Le représentant de l'État justifie sa décision par le caractère potentiellement conflictuel de l'événement. Selon l'arrêté, le Comité Adama aurait appelé à s'en prendre aux forces de l'ordre, notamment à travers le slogan « Tout le monde déteste la police ». Il est également reproché au rappeur Médine des propos considérés comme incitant à la haine. Le préfet estime que « cet événement risque d'attirer un public hostile aux forces de l'ordre et de donner lieu à la diffusion de propos appelant à la haine, à la discrimination ou à la violence envers les institutions ».
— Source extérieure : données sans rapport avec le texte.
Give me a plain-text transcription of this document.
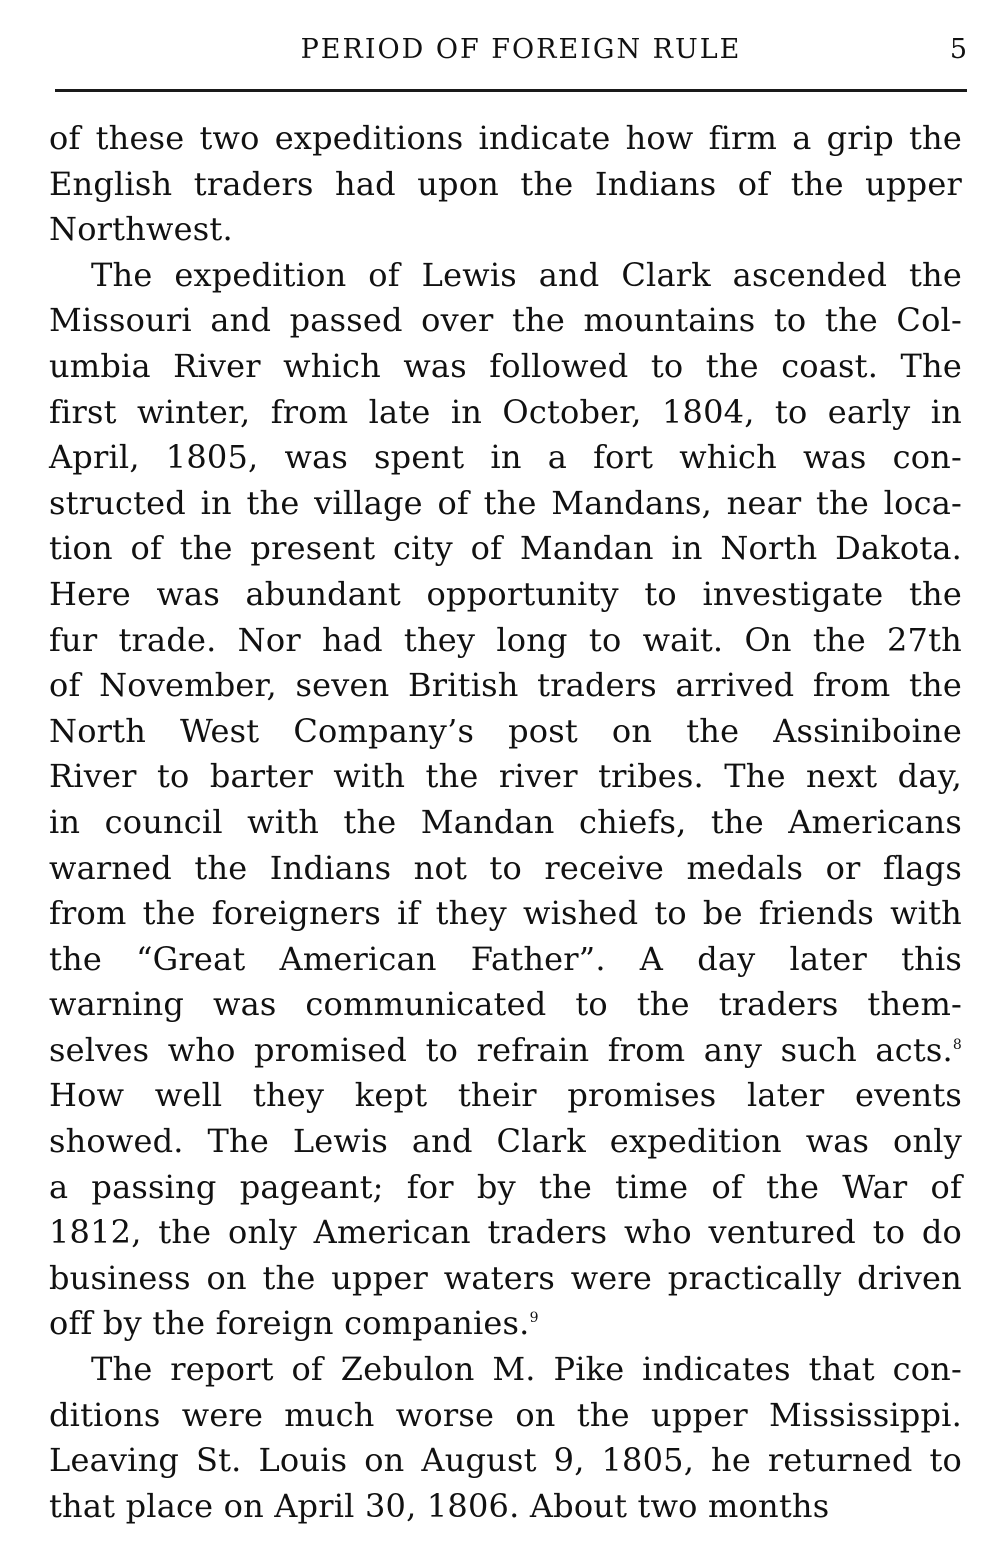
PERIOD OF FOREIGN RULE	5
of these two expeditions indicate how firm a grip the
English traders had upon the Indians of the upper
Northwest.
The expedition of Lewis and Clark ascended the
Missouri and passed over the mountains to the Col-
umbia River which was followed to the coast. The
first winter, from late in October, 1804, to early in
April, 1805, was spent in a fort which was con-
structed in the village of the Mandans, near the loca-
tion of the present city of Mandan in North Dakota.
Here was abundant opportunity to investigate the
fur trade. Nor had they long to wait. On the 27th
of November, seven British traders arrived from the
North West Company’s post on the Assiniboine
River to barter with the river tribes. The next day,
in council with the Mandan chiefs, the Americans
warned the Indians not to receive medals or flags
from the foreigners if they wished to be friends with
the “Great American Father”. A day later this
warning was communicated to the traders them-
selves who promised to refrain from any such acts.$^8$
How well they kept their promises later events
showed. The Lewis and Clark expedition was only
a passing pageant; for by the time of the War of
1812, the only American traders who ventured to do
business on the upper waters were practically driven
off by the foreign companies.$^9$
The report of Zebulon M. Pike indicates that con-
ditions were much worse on the upper Mississippi.
Leaving St. Louis on August 9, 1805, he returned to
that place on April 30, 1806. About two months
Une réaction politique immédiate
Le coordinateur national de LFI, Manuel Bompard, a immédiatement annoncé que le parti allait former un recours contre cette interdiction devant le tribunal administratif. Jean-Luc Mélenchon, candidat insoumis à l'élection présidentielle de 2027, a qualifié cette mesure de « scandale démocratique grave en période électorale ». Dans une publication sur le réseau social X, il affirme que le préfet de police aurait agi « à la demande du président du Crif Yonathan Arfi et du maire socialiste de l'arrondissement Paris Centre, Ariel Weil ». Il ajoute que « cette décision de dernière minute a été prise sous la pression de groupes et d'individus se déclarant hostiles à La France insoumise ».
Une polémique sur la récupération politique
L'initiative de LFI avait déjà suscité des critiques dans le champ politique et médiatique avant même l'interdiction. Le journaliste et éditorialiste Marc Menant a notamment estimé que le message républicain « Liberté, Égalité, Fraternité » est « tout le contraire de LFI », reprochant au parti d'instrumentaliser la Fête de la musique à des fins de campagne. La polémique intervient alors que la gauche s'apprête à connaître des échéances électorales et que le climat politique est jugé très polarisé par les observateurs.
Des précédents et un bras de fer juridique en vue
Cette interdiction n'est pas la première restriction de ce type visant des événements organisés par LFI. Les Insoumis avaient déjà été confrontés à des décisions préfectorales similaires par le passé, notamment lors de rassemblements jugés sensibles. Alors que le concert devait se tenir en plein cœur de la capitale, l'issue du recours en référé déterminera si l'événement pourra être maintenu ou si le bras de fer entre la préfecture et le parti se prolongera jusqu'à la date prévue. La décision du tribunal administratif de Paris est attendue dans les prochains jours.